"Throughout history, religious communities living in contexts in which other religions predominate have been among the most vulnerable groups in society," the statement on persecution in Asia reads, the WCC said May 27.
The executive committee of the WCC has held its May 22-28 meeting in Bossey near Geneva, Switzerland and it traditionally issues a statement on global issues affecting the members of the global church grouping representing more than half a billion Christians.
"In many parts of the world today, Christians in such contexts are among the most persecuted communities."
The statement acknowledges that, in in some contexts, Christian communities are unfairly or mistakenly linked to the colonial histories of their countries.
"They are frequently scapegoated in the context of prevailing geopolitical and religious undercurrents and narratives of retaliation, and their dignity and freedoms violated, often with impunity," the statement reads.
"And they are increasingly targeted in brutal violent attacks."
The violence occurs in the context of systematic marginalization, unequal citizenship rights, and discriminatory and blasphemy laws, the statement continues.
"In many contexts, the vulnerability of Christian communities is accentuated by their socio-economic situation, race, ethnic and or caste identity, and lack of access to land, resources, and education," the statement reads.
"Women are particularly vulnerable, being subjected to physical, and sexual violence, rape, abductions, forced marriages, and in cases of conversion, also to shaming, shunning, forced divorce and denial of custody of children," said the statement.
The WCC's Central Committee, its main governing body between assemblies elects 20 of its members to serve as the Executive Committee.
It meets twice a year appointing program staff, monitoring ongoing work, and supervising the budget approved by the Central Committee.
The Executive Committee, in another statement, reiterated its call for a just peace in Israel and Palestine.
'FABRIC OF OUR FAITH'
"That commitment is part of the fabric of our faith, and of the heritage of the ecumenical movement," reads the statement.
"We seek to express it by accompanying the churches, interfaith partners and communities of these lands in their witness and work for justice and for peace."
The WCC called for a peace founded on justice.

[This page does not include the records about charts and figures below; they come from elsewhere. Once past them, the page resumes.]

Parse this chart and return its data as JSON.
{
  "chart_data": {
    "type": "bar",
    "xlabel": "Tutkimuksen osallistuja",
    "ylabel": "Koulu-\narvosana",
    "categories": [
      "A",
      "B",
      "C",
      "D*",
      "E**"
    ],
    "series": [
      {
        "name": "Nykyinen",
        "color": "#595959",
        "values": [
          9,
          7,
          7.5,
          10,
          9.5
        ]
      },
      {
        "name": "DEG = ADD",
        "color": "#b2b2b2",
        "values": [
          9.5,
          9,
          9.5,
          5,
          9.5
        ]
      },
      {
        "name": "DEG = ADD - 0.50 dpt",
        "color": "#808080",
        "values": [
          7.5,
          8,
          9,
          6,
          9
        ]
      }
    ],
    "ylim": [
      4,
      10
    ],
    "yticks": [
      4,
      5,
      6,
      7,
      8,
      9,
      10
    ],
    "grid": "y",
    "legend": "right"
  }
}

"Just as we categorically denounce antisemitism as sin against God and humanity, so do we reject discrimination, marginalization, collective punishment and violence against Palestinian people on the basis of ethnicity, race or religion also as sin against God and humanity," reads the statement.

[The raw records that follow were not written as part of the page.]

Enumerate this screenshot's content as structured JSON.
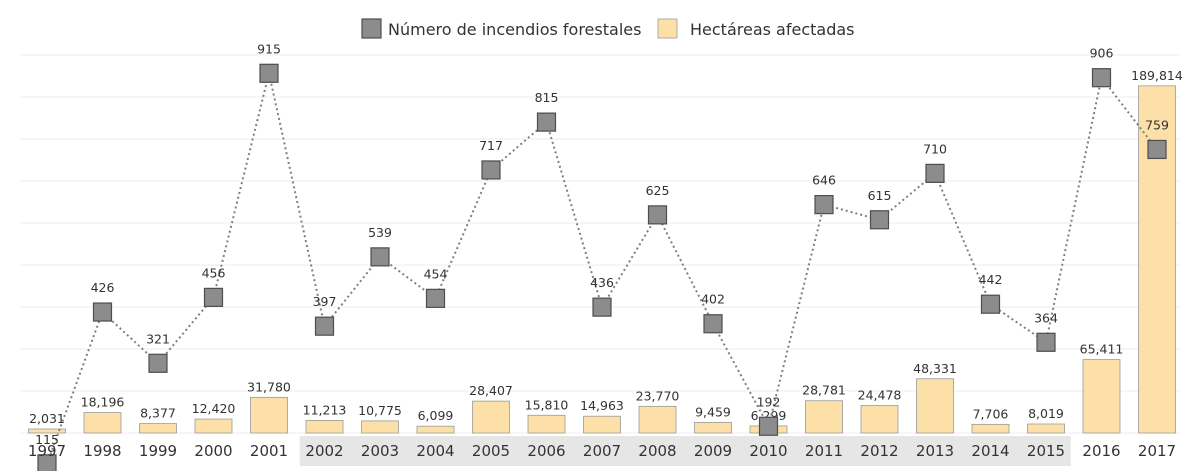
{
  "chart_data": {
    "type": "bar+line",
    "categories": [
      "1997",
      "1998",
      "1999",
      "2000",
      "2001",
      "2002",
      "2003",
      "2004",
      "2005",
      "2006",
      "2007",
      "2008",
      "2009",
      "2010",
      "2011",
      "2012",
      "2013",
      "2014",
      "2015",
      "2016",
      "2017"
    ],
    "series": [
      {
        "name": "Número de incendios forestales",
        "type": "line",
        "marker": "square",
        "values": [
          115,
          426,
          321,
          456,
          915,
          397,
          539,
          454,
          717,
          815,
          436,
          625,
          402,
          192,
          646,
          615,
          710,
          442,
          364,
          906,
          759
        ],
        "value_labels": [
          "115",
          "426",
          "321",
          "456",
          "915",
          "397",
          "539",
          "454",
          "717",
          "815",
          "436",
          "625",
          "402",
          "192",
          "646",
          "615",
          "710",
          "442",
          "364",
          "906",
          "759"
        ]
      },
      {
        "name": "Hectáreas afectadas",
        "type": "bar",
        "values": [
          2031,
          18196,
          8377,
          12420,
          31780,
          11213,
          10775,
          6099,
          28407,
          15810,
          14963,
          23770,
          9459,
          6299,
          28781,
          24478,
          48331,
          7706,
          8019,
          65411,
          189814
        ],
        "value_labels": [
          "2,031",
          "18,196",
          "8,377",
          "12,420",
          "31,780",
          "11,213",
          "10,775",
          "6,099",
          "28,407",
          "15,810",
          "14,963",
          "23,770",
          "9,459",
          "6,299",
          "28,781",
          "24,478",
          "48,331",
          "7,706",
          "8,019",
          "65,411",
          "189,814"
        ]
      }
    ],
    "highlighted_categories": [
      "2002",
      "2015"
    ],
    "legend": {
      "position": "top-center",
      "entries": [
        "Número de incendios forestales",
        "Hectáreas afectadas"
      ]
    },
    "grid": true,
    "colors": {
      "bar_fill": "#fde0a8",
      "point_fill": "#8c8c8c",
      "line": "#7f7f7f",
      "highlight_band": "#e6e6e6"
    }
  }
}
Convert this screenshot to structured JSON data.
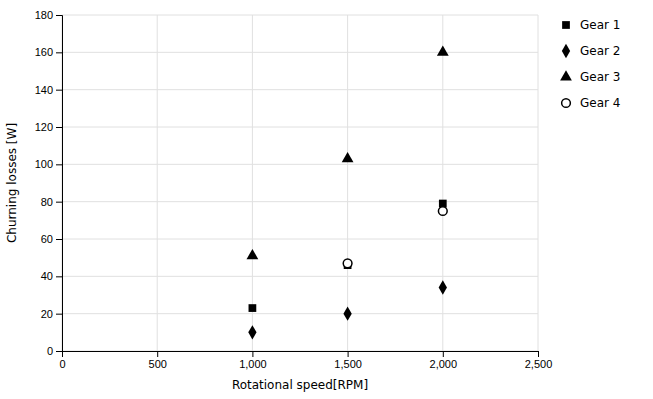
{
  "chart_data": {
    "type": "scatter",
    "xlabel": "Rotational speed[RPM]",
    "ylabel": "Churning losses [W]",
    "series": [
      {
        "name": "Gear 1",
        "color": "#000000",
        "marker": "square",
        "x": [
          1000,
          1500,
          2000
        ],
        "values": [
          23,
          46,
          79
        ]
      },
      {
        "name": "Gear 2",
        "color": "#000000",
        "marker": "diamond",
        "x": [
          1000,
          1500,
          2000
        ],
        "values": [
          10,
          20,
          34
        ]
      },
      {
        "name": "Gear 3",
        "color": "#000000",
        "marker": "triangle-up",
        "x": [
          1000,
          1500,
          2000
        ],
        "values": [
          51,
          103,
          160
        ]
      },
      {
        "name": "Gear 4",
        "color": "#000000",
        "marker": "open-circle",
        "x": [
          1500,
          2000
        ],
        "values": [
          47,
          75
        ]
      }
    ],
    "xlim": [
      0,
      2500
    ],
    "ylim": [
      0,
      180
    ],
    "xticks": [
      0,
      500,
      {
        "value": 1000,
        "label": "1,000"
      },
      {
        "value": 1500,
        "label": "1,500"
      },
      {
        "value": 2000,
        "label": "2,000"
      },
      {
        "value": 2500,
        "label": "2,500"
      }
    ],
    "yticks": [
      0,
      20,
      40,
      60,
      80,
      100,
      120,
      140,
      160,
      180
    ],
    "grid": true,
    "legend": "right"
  }
}
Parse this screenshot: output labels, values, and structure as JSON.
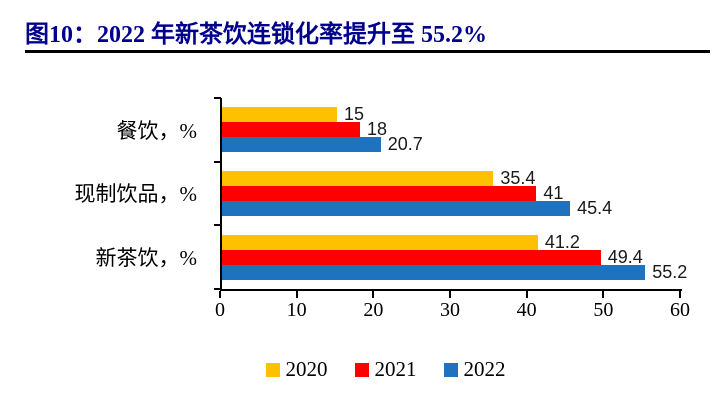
{
  "title": "图10：2022 年新茶饮连锁化率提升至 55.2%",
  "colors": {
    "title": "#00008B",
    "axis": "#000000",
    "series_2020": "#FFC000",
    "series_2021": "#FF0000",
    "series_2022": "#1F72BE"
  },
  "chart_data": {
    "type": "bar",
    "orientation": "horizontal",
    "title": "图10：2022 年新茶饮连锁化率提升至 55.2%",
    "categories": [
      "餐饮，%",
      "现制饮品，%",
      "新茶饮，%"
    ],
    "series": [
      {
        "name": "2020",
        "color": "#FFC000",
        "values": [
          15,
          35.4,
          41.2
        ],
        "labels": [
          "15",
          "35.4",
          "41.2"
        ]
      },
      {
        "name": "2021",
        "color": "#FF0000",
        "values": [
          18,
          41,
          49.4
        ],
        "labels": [
          "18",
          "41",
          "49.4"
        ]
      },
      {
        "name": "2022",
        "color": "#1F72BE",
        "values": [
          20.7,
          45.4,
          55.2
        ],
        "labels": [
          "20.7",
          "45.4",
          "55.2"
        ]
      }
    ],
    "xlim": [
      0,
      60
    ],
    "x_ticks": [
      "0",
      "10",
      "20",
      "30",
      "40",
      "50",
      "60"
    ],
    "grid": false,
    "legend": [
      "2020",
      "2021",
      "2022"
    ],
    "legend_position": "bottom"
  }
}
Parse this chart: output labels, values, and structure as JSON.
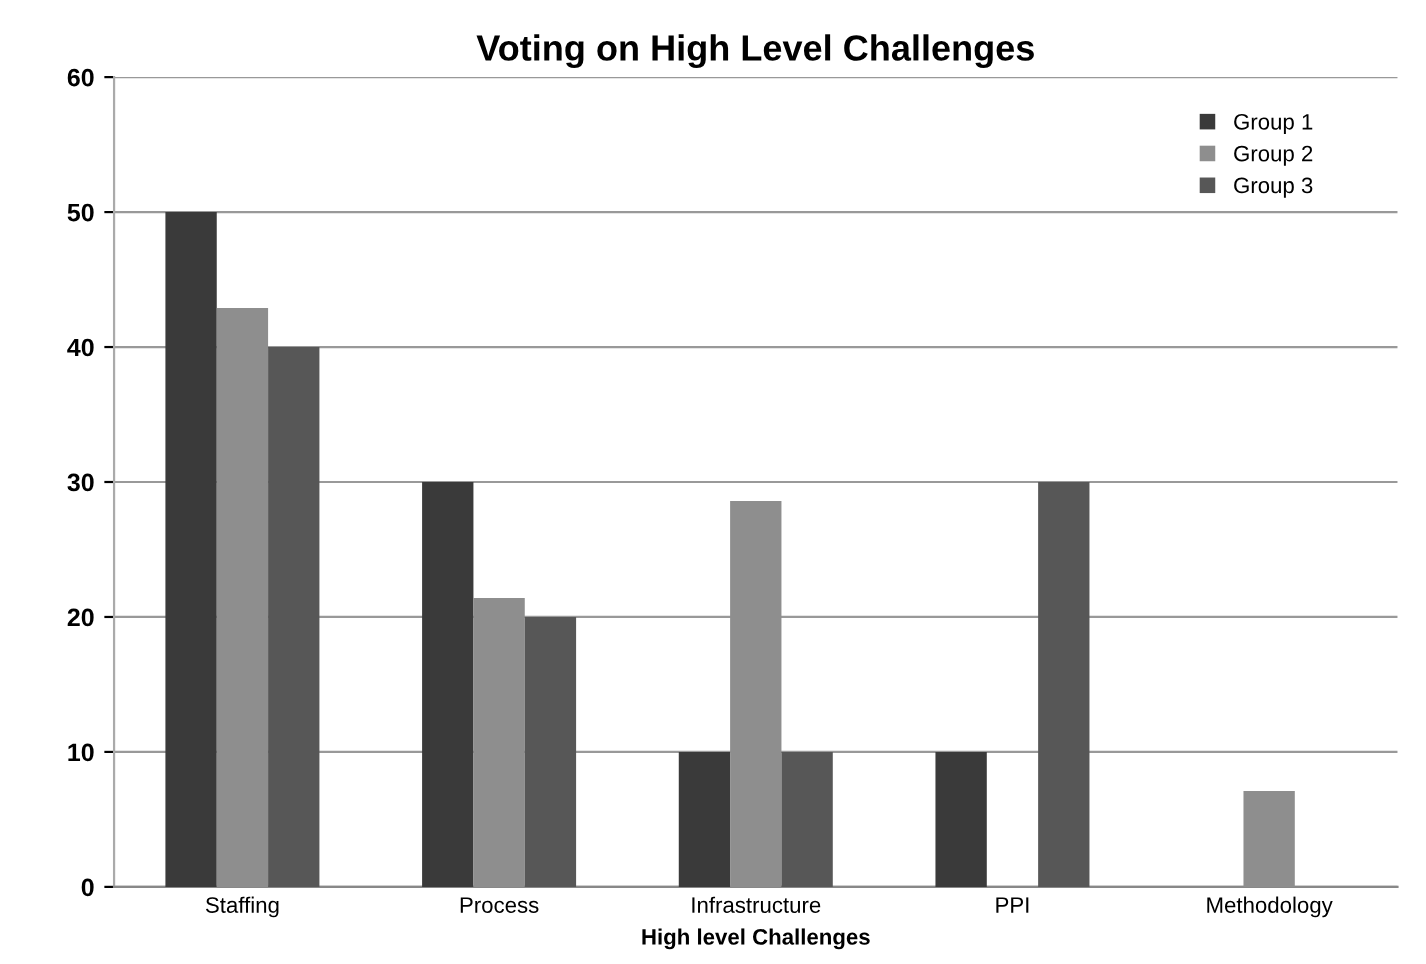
{
  "chart_data": {
    "type": "bar",
    "title": "Voting on High Level Challenges",
    "xlabel": "High level Challenges",
    "categories": [
      "Staffing",
      "Process",
      "Infrastructure",
      "PPI",
      "Methodology"
    ],
    "series": [
      {
        "name": "Group 1",
        "color": "#3a3a3a",
        "values": [
          50,
          30,
          10,
          10,
          0
        ]
      },
      {
        "name": "Group 2",
        "color": "#8e8e8e",
        "values": [
          42.9,
          21.4,
          28.6,
          0,
          7.1
        ]
      },
      {
        "name": "Group 3",
        "color": "#575757",
        "values": [
          40,
          20,
          10,
          30,
          0
        ]
      }
    ],
    "ylim": [
      0,
      60
    ],
    "yticks": [
      0,
      10,
      20,
      30,
      40,
      50,
      60
    ],
    "grid": "y",
    "legend": "top right"
  }
}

"We call for an approach to the situation in Israel and Palestine that does not reduce it to a competition of binary opposites, in which one must choose one side or the other, but that recognizes and affirms the common humanity and equal God-given dignity and rights of all people of the region."
The WCC said it continues to support and promote the vision of the two-state solution as the only practicable configuration for peaceful coexistence.
The WCC calls on "all WCC member churches, ecumenical and interfaith partners and all people of conscience and goodwill to continue to uphold and assert the equal human dignity and rights of all people, both Israelis and Palestinians," the statement read.